7Pour être moins allusif et tenir compte du fait que la nouveauté du théâtre de Barry suppose une très normale ignorance du sujet de ses pièces, nous allons très brièvement pour, immédiatement ensuite, développer ce qui m'apparaît clairement aujourd'hui comme un faisceau essentiel de caractéristiques - à savoir un rapport entre passé et passage d'une part et d'autre part un recours à la poésie comme passage à un niveau supérieur d'écriture destiné à reformuler l'intensité d'une réalité vivante difficile et tragique, en faisant fi des conventions théâtrales relatives à la temporalité ou au réalisme des personnes et des faits.
8Je vois ainsi l'argument de Boss Grady's Boys : deux frères, Mick et Josey Grady, vivent dans une ferme isolée du côté de Cork.
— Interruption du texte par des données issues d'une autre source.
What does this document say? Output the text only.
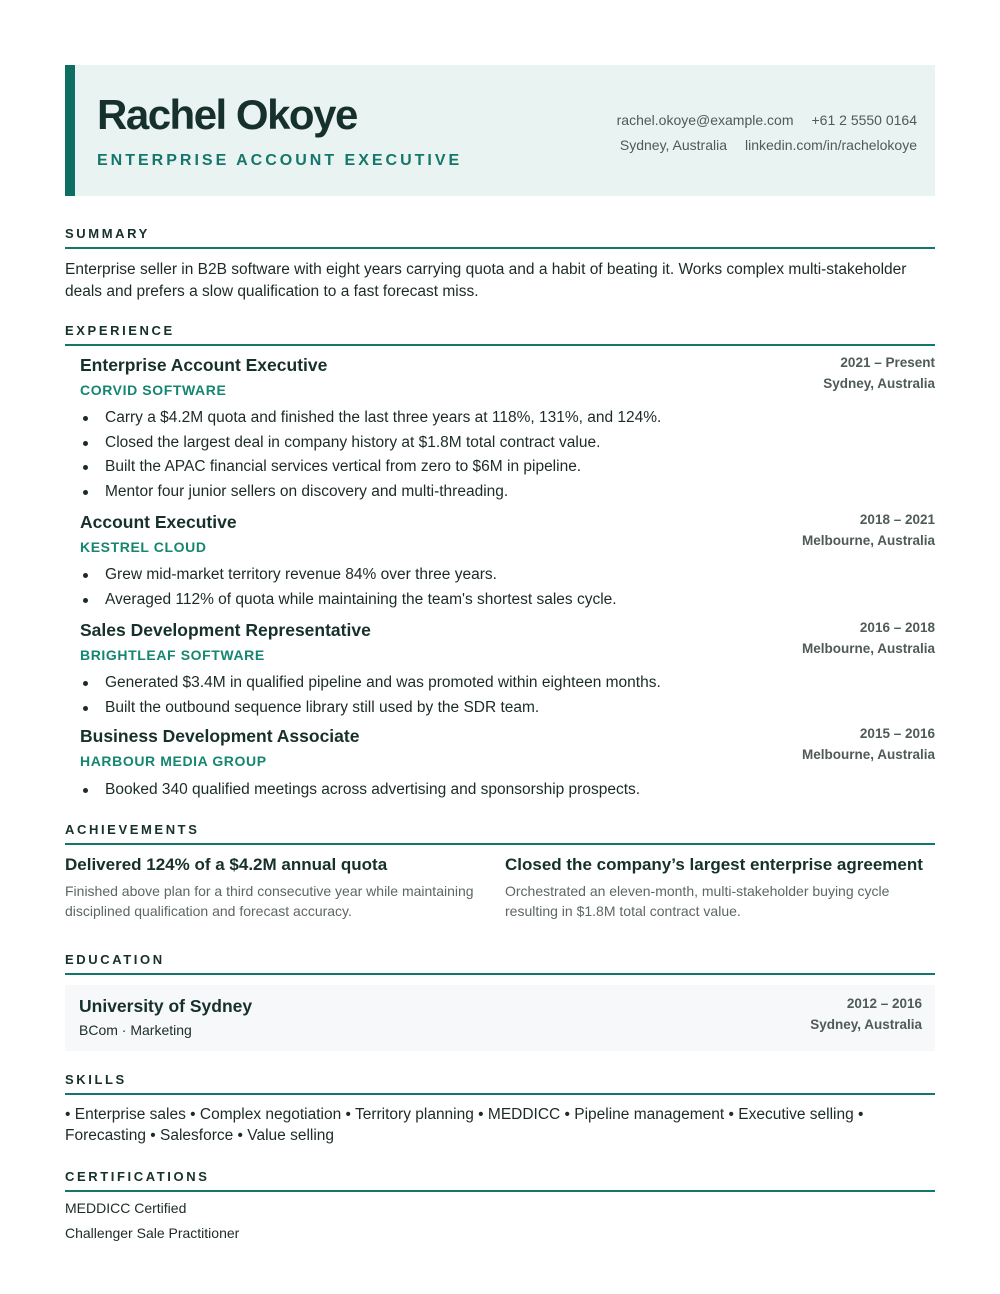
Rachel Okoye
ENTERPRISE ACCOUNT EXECUTIVE
rachel.okoye@example.com +61 2 5550 0164
Sydney, Australia linkedin.com/in/rachelokoye
SUMMARY
Enterprise seller in B2B software with eight years carrying quota and a habit of beating it. Works complex multi-stakeholder deals and prefers a slow qualification to a fast forecast miss.
EXPERIENCE
Enterprise Account Executive
CORVID SOFTWARE
2021 – Present
Sydney, Australia
Carry a $4.2M quota and finished the last three years at 118%, 131%, and 124%.
Closed the largest deal in company history at $1.8M total contract value.
Built the APAC financial services vertical from zero to $6M in pipeline.
Mentor four junior sellers on discovery and multi-threading.
Account Executive
KESTREL CLOUD
2018 – 2021
Melbourne, Australia
Grew mid-market territory revenue 84% over three years.
Averaged 112% of quota while maintaining the team's shortest sales cycle.
Sales Development Representative
BRIGHTLEAF SOFTWARE
2016 – 2018
Melbourne, Australia
Generated $3.4M in qualified pipeline and was promoted within eighteen months.
Built the outbound sequence library still used by the SDR team.
Business Development Associate
HARBOUR MEDIA GROUP
2015 – 2016
Melbourne, Australia
Booked 340 qualified meetings across advertising and sponsorship prospects.
ACHIEVEMENTS
Delivered 124% of a $4.2M annual quota
Finished above plan for a third consecutive year while maintaining disciplined qualification and forecast accuracy.
Closed the company’s largest enterprise agreement
Orchestrated an eleven-month, multi-stakeholder buying cycle resulting in $1.8M total contract value.
EDUCATION
University of Sydney
BCom · Marketing
2012 – 2016
Sydney, Australia
SKILLS
• Enterprise sales • Complex negotiation • Territory planning • MEDDICC • Pipeline management • Executive selling • Forecasting • Salesforce • Value selling
CERTIFICATIONS
MEDDICC Certified
Challenger Sale Practitioner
Josey apparaît comme un demeuré. Ce sont deux célibataires vivant en retraités leurs souvenirs ressassés mais terriblement présents : frustrations, joies, rêves, souvenirs physiques des parents, de l'enfance. Tout se mêle en une sorte de cinéma qu'ils se font - cinéma qu'ils évoquent aussi pour avoir jadis vu des films. La pièce se situe entre réalité et fiction. Dans une poésie puissante apparaît la vie intense et chaotique des souvenirs. Les deux frères ne décollent pas de la boue, de la terre et de l'eau, et pourtant une constante envolée annihile la chronologie. L'on assiste par moments à quelque chose d'inquiétant, de sombre. Une chose marron et excrémentielle, gluante, beckettienne, qui pourtant n'exclut pas totalement un certain sourire, le sourire menaçant de l'idiot.
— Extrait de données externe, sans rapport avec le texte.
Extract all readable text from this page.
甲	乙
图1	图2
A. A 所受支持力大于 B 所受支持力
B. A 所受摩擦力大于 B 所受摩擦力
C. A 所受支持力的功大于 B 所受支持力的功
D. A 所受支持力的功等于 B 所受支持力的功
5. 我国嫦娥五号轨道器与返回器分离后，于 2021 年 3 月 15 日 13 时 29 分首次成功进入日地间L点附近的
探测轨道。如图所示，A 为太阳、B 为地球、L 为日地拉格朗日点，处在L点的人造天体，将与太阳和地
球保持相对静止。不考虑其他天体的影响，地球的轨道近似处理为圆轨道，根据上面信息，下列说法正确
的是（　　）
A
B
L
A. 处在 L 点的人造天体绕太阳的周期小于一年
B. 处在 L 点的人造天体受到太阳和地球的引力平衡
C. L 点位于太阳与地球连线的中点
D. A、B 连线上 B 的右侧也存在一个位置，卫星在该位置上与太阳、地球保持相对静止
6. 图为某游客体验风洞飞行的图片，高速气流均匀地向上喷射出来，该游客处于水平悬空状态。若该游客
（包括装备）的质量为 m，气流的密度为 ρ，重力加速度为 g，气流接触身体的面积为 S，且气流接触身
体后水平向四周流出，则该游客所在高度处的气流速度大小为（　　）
9Le personnage principal de Prayers of Sherkin, Fanny Hawke, appartient à une secte protestante originaire de Manchester. Ce groupe minuscule s'est installé sur l'île de Sherkin au large de Cork. C'est une communauté qui se livre à la fabrication des cierges et vit dans une pureté monacale, cherchant sa Nouvelle Jérusalem. Personne ne vient les rejoindre pour faire souche et l'extinction les menace. C'est alors que survient dans leur univers un artisan catholique lithographe et graveur. Fanny, éprise de lui, quittera son île pour le rejoindre, brisera la tradition d'isolement et de pureté, avec la permission surnaturelle du fondateur déjà mort, que l'on voit se manifester en ange de feu.
10White Woman Street voit réunis, quelque part dans l'État d'Ohio, en 1916, un groupe de hors-la-loi prêts à attaquer un train transportant de l'or. Il y a là O'Hara, l'Irlandais du Sligo, mais aussi un noir, un Amish, un Russe de Brooklyn, un Anglais. Tous monologuent la nostalgie d'une certaine mère-patrie, mais O'Hara va revivre à White Woman Street, la mini-ville frontière où doit passer le train, une expérience douloureuse, celle de la mort d'une jeune prostituée assassinée là il y a des années. Cette recherche de rédemption finira dans une fausse chevauchée mimée, digne des burlesques du temps du cinéma muet, et par la débandade peu glorieuse des aventuriers.
11The Only True History of Lizzie Finn met en scène, avec une naïveté d'opérette au début les amours d'une danseuse de music-hall irlandaise qui s'éprend en Angleterre d'un compatriote. Ce dernier, on l'apprendra plus tard, revient en Irlande après avoir déserté pendant la Guerre des Boers, et être passé à l'ennemi. Le retour au pays et les tentatives de ce couple atypique, et sur plus d'un point subversif, pour s'installer dans le milieu de la classe possédante sur le déclin, conduiront à des rejets cinglants et à la mort tragique par suicide de la mère du jeune marié Robert Gibson, incapable de survivre à une honte sociale. Le jeune couple prendra alors un nouveau départ léger et illusoire comme une conclusion d'opérette.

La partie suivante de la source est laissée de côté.